"Yes, the Spaniard, not the Cyrano de Bergerac."

The flush died from the woman of mystery's cheek, and the stone mask settled upon it. She returned the chain, saying coldly it could not be intended for her, and that she knew nothing about it.

"The Cyrano," Ermengarde observed casually, as she turned from the door, "turned out to be the young Englishman of Monte Carlo, the same who was overheard offering money to the foreign Countess."

"Did he?" she replied, without interest. "Good night, dear Mrs. Allonby. You look tired."

Chapter IX
The Casino

Monte Carlo, justly reputed one of the loveliest spots on earth, is most magically beautiful perhaps when seen from the sea, or from the long, low, wooded headland of Cap Martin.

Thence, on her first visit one golden afternoon, Ermengarde enjoyed a most poetic vision of it, never forgotten and never surpassed. She had left her party, and was basking on a shore thick set with rich-fruited, wind-stunted myrtle and rosemary bushes, the odours of which mingled with pine scents and sweet, sharp sea-breath, while she listened to the soft boom of waves plunging in white, azure-shadowed foam on the rocks at the point, where the sea is more intensely blue than anywhere else and the foam whiter, yet always with that faint azure tinge in shadow.

From this point landwards an enchanting prospect spreads in long-drawn splendour from the gracefully sweeping outline of Bordighera, running far out to sea on the right, to that faint and fairy headland, whence rise the Provençal mountains, so bold in outline, in substance so dim and shadowy, beyond the abrupt crags of the Tête du Chien, which hold Monte Carlo as in a cup. Between these points the great Alpine amphitheatre sweeps grandly back in lofty, soaring outline, enclosing a rich and sunny Paradise of gorge and ridge and mountain spur, running in headland after headland, with tower-crested town, village, garden, and wood, into the clear dark sea. There, beyond the Italian frontier, sits Ventimiglia throned with many towers high above the waves, and there a white pyramidal mass of houses, based on the harbour arches on a sea-fronting steep and topped by a slender church-tower that dominates all for many a mile, is Mentone, regally beautiful. Here little Roccabruna shoulders itself into the sparkling blue, and in mountain recesses far behind it is many a hill village up to the very peaks. On that afternoon the battered Roman tower of Turbia showed clear on its craggy bluffs against the sky above Monte Carlo, but the ravine beneath and Monte Carlo itself were veiled in purply shadow, mystic, dim.

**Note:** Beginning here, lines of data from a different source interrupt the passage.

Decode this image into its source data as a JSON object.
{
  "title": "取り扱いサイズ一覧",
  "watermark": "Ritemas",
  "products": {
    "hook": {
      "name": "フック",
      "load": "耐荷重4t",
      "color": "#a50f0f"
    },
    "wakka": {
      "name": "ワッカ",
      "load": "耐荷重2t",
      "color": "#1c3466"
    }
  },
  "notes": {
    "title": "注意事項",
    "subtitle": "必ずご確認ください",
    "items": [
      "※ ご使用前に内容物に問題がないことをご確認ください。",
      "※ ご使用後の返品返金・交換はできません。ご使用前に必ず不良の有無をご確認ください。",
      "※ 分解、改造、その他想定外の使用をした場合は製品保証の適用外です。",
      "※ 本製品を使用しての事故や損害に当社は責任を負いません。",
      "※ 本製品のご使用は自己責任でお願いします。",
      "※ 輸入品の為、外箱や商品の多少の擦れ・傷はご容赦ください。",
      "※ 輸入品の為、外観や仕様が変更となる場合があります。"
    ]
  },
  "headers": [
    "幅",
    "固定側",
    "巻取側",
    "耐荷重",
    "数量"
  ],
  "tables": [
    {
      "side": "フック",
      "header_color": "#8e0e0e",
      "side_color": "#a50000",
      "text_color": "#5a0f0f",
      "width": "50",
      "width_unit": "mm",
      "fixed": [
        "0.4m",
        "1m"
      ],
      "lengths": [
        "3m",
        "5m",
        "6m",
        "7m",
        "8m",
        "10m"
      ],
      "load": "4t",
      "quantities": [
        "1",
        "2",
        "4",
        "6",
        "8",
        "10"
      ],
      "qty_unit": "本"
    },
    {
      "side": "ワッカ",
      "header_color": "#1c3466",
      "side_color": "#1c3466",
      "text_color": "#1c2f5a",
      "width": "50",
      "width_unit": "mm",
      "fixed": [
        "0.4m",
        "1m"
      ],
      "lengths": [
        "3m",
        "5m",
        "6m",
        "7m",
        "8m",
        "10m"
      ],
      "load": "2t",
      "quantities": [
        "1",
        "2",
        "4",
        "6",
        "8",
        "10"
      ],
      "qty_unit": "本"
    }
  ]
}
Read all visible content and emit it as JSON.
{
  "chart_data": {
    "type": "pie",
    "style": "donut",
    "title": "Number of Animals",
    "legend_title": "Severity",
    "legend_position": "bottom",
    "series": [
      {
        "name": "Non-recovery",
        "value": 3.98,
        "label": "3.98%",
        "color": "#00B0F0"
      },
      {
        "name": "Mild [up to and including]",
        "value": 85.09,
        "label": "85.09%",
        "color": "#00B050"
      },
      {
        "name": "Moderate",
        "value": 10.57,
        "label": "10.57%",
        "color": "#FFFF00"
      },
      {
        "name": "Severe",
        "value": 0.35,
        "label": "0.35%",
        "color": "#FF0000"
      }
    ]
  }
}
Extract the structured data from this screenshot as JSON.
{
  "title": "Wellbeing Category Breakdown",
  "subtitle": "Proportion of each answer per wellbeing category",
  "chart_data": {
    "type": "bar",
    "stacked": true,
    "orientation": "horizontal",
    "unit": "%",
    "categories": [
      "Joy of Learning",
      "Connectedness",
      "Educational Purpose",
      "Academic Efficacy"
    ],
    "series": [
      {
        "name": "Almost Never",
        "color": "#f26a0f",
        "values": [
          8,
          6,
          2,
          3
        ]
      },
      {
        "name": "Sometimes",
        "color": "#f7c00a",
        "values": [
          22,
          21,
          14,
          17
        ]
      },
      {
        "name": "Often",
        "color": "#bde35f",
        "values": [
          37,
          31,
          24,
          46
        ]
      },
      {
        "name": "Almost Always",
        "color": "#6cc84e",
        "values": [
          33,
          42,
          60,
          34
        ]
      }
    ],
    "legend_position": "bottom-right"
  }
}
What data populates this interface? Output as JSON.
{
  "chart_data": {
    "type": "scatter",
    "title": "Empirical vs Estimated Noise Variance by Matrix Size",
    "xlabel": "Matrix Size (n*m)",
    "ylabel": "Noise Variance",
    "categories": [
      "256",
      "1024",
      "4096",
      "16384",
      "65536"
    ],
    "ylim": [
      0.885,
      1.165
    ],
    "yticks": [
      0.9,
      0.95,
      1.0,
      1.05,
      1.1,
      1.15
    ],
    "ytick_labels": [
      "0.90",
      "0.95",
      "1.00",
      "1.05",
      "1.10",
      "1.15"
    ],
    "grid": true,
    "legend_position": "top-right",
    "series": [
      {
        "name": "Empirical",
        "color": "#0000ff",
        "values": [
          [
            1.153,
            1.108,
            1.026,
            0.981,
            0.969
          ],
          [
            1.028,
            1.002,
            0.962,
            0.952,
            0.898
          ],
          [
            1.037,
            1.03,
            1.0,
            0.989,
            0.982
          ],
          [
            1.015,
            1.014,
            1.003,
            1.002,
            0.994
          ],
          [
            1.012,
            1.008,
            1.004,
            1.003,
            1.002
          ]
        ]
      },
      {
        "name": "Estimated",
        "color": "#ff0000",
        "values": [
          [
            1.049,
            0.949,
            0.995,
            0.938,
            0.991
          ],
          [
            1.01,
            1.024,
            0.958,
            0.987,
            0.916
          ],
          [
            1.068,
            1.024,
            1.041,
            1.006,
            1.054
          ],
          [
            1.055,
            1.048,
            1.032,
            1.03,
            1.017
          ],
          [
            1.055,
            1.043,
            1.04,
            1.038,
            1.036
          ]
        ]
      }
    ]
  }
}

The song of the breakers was lulling; the air, spiced with myrtle and sea-scent, sweet and stimulating; the fullness of colour a joy nothing could blight. Old happy rambles between cliff and sea, as a child, a bride, a young mother, came to mind, all the beauty of many lovely sea places gathered up in, and falling short of, this, which still wanted the cream and salt of all, the loves and companionships of old, young days—a thought that drew tears, not wholly sad.